1.38 g of sodium hydrogensulfite (NaHSO3; molar mass = 104.061 g.mol-1) was dissolved in 100.0 mL water. What is the pH of the resultant solution, given the Ka of HSO3− = 6.60 x 10−8?

Sure, here are the steps to solve this problem:

Step 1: Calculate the molarity of NaHSO3 The molarity (M) is calculated by dividing the mass of the solute by its molar mass and then dividing by the volume of the solution in liters.

M = (1.38 g / 104.061 g/mol) / 0.100 L = 0.1326 M

Step 2: Write the ionization equation for HSO3- HSO3- (aq) ↔ H+ (aq) + SO3 2- (aq)

Step 3: Set up the ICE table The ICE table stands for Initial, Change, and Equilibrium. It's a way to organize the information for the calculation.

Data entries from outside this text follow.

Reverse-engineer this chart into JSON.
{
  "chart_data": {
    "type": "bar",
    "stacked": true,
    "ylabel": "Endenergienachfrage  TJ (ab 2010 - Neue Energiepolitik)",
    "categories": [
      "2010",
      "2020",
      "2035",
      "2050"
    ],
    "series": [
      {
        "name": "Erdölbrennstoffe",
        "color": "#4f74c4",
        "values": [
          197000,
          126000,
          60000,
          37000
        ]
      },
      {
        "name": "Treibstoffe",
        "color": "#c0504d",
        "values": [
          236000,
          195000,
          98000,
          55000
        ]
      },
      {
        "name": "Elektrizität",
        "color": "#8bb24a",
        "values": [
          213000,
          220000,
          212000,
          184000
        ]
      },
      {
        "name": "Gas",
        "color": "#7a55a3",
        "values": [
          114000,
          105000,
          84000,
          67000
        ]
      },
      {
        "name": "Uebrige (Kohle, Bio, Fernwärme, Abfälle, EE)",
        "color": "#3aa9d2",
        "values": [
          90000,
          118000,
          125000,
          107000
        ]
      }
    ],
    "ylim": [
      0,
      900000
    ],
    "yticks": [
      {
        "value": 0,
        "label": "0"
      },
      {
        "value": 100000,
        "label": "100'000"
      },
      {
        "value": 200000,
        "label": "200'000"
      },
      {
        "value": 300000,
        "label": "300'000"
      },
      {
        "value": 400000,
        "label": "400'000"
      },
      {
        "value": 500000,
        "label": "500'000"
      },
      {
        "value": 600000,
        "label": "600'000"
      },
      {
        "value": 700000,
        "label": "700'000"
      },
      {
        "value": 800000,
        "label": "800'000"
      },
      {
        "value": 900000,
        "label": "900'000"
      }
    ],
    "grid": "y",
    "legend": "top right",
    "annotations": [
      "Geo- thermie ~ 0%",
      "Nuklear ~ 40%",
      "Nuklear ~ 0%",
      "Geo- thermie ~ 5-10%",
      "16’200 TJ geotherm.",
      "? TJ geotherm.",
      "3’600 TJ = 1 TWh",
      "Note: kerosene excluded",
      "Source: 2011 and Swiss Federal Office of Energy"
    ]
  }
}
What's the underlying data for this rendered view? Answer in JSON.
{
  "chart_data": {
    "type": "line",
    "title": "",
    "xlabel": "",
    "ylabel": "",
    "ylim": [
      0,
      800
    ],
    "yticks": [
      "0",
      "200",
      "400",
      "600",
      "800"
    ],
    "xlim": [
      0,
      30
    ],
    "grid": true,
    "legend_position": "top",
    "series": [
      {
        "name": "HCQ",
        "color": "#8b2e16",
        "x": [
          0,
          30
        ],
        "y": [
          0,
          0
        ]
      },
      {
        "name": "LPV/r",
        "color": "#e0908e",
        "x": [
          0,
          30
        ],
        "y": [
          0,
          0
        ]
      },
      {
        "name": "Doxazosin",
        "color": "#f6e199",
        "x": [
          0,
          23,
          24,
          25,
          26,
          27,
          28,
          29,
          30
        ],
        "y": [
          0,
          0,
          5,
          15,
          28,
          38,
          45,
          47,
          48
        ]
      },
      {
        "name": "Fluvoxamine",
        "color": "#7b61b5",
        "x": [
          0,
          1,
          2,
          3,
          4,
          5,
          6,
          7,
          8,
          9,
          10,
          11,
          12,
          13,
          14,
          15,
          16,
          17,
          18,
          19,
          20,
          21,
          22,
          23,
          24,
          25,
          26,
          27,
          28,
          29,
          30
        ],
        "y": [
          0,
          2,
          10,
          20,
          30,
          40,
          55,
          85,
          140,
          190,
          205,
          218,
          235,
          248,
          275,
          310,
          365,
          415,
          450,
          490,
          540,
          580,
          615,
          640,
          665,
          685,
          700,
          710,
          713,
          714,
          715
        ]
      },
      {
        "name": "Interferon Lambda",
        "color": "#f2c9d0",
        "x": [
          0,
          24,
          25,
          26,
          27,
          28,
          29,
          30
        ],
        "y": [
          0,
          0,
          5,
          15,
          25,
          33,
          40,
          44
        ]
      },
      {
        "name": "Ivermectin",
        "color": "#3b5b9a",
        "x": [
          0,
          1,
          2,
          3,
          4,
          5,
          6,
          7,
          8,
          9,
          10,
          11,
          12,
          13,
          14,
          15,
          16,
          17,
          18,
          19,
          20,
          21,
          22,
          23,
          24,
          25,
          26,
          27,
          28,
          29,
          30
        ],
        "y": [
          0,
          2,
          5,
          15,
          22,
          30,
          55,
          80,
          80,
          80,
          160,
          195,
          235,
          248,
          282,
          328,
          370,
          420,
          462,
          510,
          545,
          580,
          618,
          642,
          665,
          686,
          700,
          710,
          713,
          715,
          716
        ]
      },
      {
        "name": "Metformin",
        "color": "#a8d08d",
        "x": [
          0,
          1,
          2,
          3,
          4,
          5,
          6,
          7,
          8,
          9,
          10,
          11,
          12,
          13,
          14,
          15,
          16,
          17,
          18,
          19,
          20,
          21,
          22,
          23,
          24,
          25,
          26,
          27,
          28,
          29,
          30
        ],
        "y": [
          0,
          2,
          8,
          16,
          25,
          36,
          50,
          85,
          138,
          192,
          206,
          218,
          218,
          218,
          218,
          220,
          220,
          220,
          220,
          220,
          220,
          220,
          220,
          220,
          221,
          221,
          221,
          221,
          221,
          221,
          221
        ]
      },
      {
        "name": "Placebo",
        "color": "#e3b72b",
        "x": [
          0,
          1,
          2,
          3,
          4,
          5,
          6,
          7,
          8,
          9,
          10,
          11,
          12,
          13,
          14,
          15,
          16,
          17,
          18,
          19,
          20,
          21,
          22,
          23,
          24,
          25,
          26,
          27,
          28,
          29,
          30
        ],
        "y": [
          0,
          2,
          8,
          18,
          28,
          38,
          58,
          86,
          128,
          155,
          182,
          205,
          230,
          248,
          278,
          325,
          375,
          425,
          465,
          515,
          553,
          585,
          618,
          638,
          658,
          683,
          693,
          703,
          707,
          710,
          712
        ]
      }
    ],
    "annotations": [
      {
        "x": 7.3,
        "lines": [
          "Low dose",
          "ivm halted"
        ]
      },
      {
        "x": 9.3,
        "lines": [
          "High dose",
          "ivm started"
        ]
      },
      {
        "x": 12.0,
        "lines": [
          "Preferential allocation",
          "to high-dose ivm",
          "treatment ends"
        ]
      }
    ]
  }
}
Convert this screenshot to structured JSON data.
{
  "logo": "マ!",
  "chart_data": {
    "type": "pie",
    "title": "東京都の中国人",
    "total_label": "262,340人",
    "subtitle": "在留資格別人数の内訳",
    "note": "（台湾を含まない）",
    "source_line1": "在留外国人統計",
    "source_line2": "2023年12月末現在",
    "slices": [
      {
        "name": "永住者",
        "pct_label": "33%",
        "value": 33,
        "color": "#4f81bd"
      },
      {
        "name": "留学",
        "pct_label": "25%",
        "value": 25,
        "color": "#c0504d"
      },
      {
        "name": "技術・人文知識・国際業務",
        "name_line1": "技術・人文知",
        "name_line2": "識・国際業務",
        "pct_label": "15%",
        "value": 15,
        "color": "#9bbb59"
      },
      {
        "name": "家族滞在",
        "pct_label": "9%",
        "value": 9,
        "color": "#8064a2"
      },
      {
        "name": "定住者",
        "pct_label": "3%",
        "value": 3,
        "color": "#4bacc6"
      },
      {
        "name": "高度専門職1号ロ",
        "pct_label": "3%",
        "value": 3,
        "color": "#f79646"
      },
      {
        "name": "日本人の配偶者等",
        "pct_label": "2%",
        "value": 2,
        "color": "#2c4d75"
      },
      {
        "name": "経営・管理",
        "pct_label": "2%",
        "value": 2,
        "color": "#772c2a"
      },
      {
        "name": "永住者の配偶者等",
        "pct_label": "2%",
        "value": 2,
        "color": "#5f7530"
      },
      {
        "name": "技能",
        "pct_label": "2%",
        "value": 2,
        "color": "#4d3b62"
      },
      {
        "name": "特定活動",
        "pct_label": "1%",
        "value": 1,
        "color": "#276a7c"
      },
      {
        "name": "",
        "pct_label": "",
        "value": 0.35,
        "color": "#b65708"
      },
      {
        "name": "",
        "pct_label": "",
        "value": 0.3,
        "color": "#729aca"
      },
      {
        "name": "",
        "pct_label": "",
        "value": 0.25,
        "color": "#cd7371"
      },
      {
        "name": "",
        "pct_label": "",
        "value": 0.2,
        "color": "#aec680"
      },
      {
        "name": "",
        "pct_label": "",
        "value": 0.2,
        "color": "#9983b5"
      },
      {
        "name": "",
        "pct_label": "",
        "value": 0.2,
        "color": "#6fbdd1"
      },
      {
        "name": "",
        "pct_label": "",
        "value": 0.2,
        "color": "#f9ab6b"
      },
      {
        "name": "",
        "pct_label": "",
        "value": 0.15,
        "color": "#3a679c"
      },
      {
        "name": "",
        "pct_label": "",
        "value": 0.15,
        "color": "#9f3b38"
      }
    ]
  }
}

Initial: [HSO3-] = 0.1326 M, [H+] = 0, [SO3 2-] = 0 Change: [HSO3-] = -x, [H+] = +x, [SO3 2-] = +x Equilibrium: [HSO3-] = 0.1326 - x, [H+] = x, [SO3 2-] = x

Step 4: Write the expression for Ka and substitute the equilibrium concentrations Ka = [H+][SO3 2-] / [HSO3-] = x * x / (0.1326 - x) = 6.60 x 10^-8

Step 5: Solve for x This is a quadratic equation, but if we assume that x is much smaller than 0.1326 (which is a valid assumption because Ka is very small), we can simplify the equation to x^2 / 0.1326 = 6.60 x 10^-8. Solving for x gives x = sqrt(0.1326 * 6.60 x 10^-8) = 7.53 x 10^-5 M.

Step 6: Calculate the pH The pH is calculated as -log[H+], so the pH of the solution is -log(7.53 x 10^-5) = 4.12.